The Modern Capital Tactical Opportunities Fund is distributed by Vigilant Distributors, LLC., Member FINRA/SIPC, 223 Wilmington West Chester Pike, Suite 216, Chadds Ford, PA, 19317. There is no affiliation between the Fund, including its principals, and Vigilant Distributors, LLC.
Statements in this Semi-Annual Report that reflect projections or expectations of future financial or economic performance of the Modern Capital Tactical Opportunities Fund (“Fund”) and of the market in general and statements of the Fund’s plans and objectives for future operations are forward-looking statements. No assurance can be given that actual results or events will not differ materially from those projected, estimated, assumed or anticipated in any such forward-looking statements.
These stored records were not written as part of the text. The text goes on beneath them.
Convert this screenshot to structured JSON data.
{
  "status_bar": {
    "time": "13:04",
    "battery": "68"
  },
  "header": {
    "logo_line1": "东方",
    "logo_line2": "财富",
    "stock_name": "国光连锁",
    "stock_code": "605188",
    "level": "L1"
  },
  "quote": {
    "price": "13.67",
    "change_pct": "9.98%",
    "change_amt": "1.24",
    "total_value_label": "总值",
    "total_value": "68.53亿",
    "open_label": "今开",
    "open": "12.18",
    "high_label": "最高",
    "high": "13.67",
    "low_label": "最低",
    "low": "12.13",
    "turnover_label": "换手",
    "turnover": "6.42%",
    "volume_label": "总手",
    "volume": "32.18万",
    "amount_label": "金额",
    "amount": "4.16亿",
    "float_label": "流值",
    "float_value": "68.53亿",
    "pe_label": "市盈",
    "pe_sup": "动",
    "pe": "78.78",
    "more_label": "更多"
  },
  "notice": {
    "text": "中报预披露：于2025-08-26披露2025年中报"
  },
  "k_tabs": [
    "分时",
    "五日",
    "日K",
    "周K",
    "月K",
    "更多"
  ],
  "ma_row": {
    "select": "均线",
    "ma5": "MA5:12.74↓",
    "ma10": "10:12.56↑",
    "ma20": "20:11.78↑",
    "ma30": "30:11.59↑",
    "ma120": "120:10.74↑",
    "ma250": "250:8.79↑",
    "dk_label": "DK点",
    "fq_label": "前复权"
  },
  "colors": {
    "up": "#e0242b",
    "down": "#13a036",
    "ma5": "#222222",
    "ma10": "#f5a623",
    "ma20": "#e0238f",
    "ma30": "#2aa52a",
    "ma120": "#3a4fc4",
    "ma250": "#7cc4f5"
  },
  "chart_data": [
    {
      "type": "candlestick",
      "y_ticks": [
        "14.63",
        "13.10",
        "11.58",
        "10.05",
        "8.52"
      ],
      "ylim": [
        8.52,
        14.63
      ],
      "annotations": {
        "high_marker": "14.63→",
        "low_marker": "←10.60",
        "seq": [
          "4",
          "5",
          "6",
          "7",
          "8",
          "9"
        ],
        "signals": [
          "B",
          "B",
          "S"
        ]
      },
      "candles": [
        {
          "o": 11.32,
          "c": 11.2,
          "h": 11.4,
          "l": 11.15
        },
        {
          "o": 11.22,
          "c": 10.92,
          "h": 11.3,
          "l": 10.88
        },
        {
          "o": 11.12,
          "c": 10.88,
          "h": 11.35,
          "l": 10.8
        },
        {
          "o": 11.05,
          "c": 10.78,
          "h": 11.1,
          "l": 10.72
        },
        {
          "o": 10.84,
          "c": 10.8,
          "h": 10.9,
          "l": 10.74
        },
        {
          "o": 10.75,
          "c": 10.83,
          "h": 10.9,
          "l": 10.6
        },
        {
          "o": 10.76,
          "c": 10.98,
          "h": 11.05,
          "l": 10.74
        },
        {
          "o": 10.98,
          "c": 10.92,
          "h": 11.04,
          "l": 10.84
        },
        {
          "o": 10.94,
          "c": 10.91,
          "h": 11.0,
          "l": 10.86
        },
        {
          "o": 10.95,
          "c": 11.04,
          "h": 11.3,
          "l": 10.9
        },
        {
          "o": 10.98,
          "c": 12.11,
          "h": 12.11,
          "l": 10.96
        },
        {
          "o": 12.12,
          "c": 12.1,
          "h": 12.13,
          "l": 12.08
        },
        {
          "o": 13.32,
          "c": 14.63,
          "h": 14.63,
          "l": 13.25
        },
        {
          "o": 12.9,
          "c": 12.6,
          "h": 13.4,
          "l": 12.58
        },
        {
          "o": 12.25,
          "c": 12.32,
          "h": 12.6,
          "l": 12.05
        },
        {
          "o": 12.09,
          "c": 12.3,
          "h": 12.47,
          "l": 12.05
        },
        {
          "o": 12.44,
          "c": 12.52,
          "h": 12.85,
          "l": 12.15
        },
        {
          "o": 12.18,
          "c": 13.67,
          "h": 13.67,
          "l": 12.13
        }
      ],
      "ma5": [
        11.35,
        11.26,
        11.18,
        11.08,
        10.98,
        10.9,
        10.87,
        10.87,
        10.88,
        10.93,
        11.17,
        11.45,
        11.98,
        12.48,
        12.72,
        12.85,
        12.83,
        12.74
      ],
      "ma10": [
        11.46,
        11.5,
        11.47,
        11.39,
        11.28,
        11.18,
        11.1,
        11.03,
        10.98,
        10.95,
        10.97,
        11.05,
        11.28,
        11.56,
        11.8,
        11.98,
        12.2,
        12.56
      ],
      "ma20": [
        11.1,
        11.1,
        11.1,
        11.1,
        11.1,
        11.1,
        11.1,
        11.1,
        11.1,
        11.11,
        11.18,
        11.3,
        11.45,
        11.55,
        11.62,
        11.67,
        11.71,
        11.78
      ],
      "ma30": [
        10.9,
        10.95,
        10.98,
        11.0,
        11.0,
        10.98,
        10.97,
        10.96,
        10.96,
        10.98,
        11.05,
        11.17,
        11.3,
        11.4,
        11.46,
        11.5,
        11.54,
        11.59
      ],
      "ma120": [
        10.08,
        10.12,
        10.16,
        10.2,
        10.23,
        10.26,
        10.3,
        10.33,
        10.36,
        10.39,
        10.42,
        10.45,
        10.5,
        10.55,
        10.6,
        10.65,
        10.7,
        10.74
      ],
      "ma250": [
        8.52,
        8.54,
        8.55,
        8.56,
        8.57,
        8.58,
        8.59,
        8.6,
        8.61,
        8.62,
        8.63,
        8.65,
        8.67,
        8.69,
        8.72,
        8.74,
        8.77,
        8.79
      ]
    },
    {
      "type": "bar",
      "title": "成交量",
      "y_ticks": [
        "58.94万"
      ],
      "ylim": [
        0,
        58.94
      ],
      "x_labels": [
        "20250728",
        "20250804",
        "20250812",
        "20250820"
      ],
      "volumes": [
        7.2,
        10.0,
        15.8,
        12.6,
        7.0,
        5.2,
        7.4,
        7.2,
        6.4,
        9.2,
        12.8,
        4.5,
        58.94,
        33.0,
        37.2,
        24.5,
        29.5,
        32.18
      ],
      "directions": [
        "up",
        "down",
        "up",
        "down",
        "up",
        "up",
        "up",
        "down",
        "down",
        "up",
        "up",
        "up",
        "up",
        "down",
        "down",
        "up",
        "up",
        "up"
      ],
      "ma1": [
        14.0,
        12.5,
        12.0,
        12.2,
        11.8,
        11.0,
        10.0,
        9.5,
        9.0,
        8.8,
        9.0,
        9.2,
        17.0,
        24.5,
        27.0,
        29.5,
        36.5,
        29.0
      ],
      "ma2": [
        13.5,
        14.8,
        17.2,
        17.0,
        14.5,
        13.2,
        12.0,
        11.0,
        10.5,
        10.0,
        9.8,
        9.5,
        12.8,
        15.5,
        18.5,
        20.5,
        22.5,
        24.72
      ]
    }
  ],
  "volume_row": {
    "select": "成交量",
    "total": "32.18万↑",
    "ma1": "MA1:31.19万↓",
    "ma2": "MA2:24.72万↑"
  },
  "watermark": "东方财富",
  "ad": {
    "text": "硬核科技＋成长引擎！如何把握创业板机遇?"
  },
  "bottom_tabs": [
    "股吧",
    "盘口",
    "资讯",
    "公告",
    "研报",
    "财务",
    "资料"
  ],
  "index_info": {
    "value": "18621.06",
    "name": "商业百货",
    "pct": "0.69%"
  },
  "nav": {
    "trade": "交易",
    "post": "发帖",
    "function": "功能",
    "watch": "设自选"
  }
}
Important factors that could result in such differences, in addition to the other factors noted with such forward-looking statements, include, without limitation, general economic conditions such as inflation, recession and interest rates. Past performance is not a guarantee of future results.
An investor should consider the investment objectives, risks, charges and expenses of the Fund carefully before investing. The prospectus contains this and other information about the Fund. A copy of the prospectus is available at https://gryphonfundinfo.com/assets/pdfs/MCTOX_Prospectus.pdf or by calling Shareholder Services at 800-711-9164. The prospectus should be read carefully before investing.
For More Information on the Modern Capital Tactical Opportunities Fund:
See Our Website @ moderncap.com
or
Call Our Shareholder Services Group at 800-711-9164.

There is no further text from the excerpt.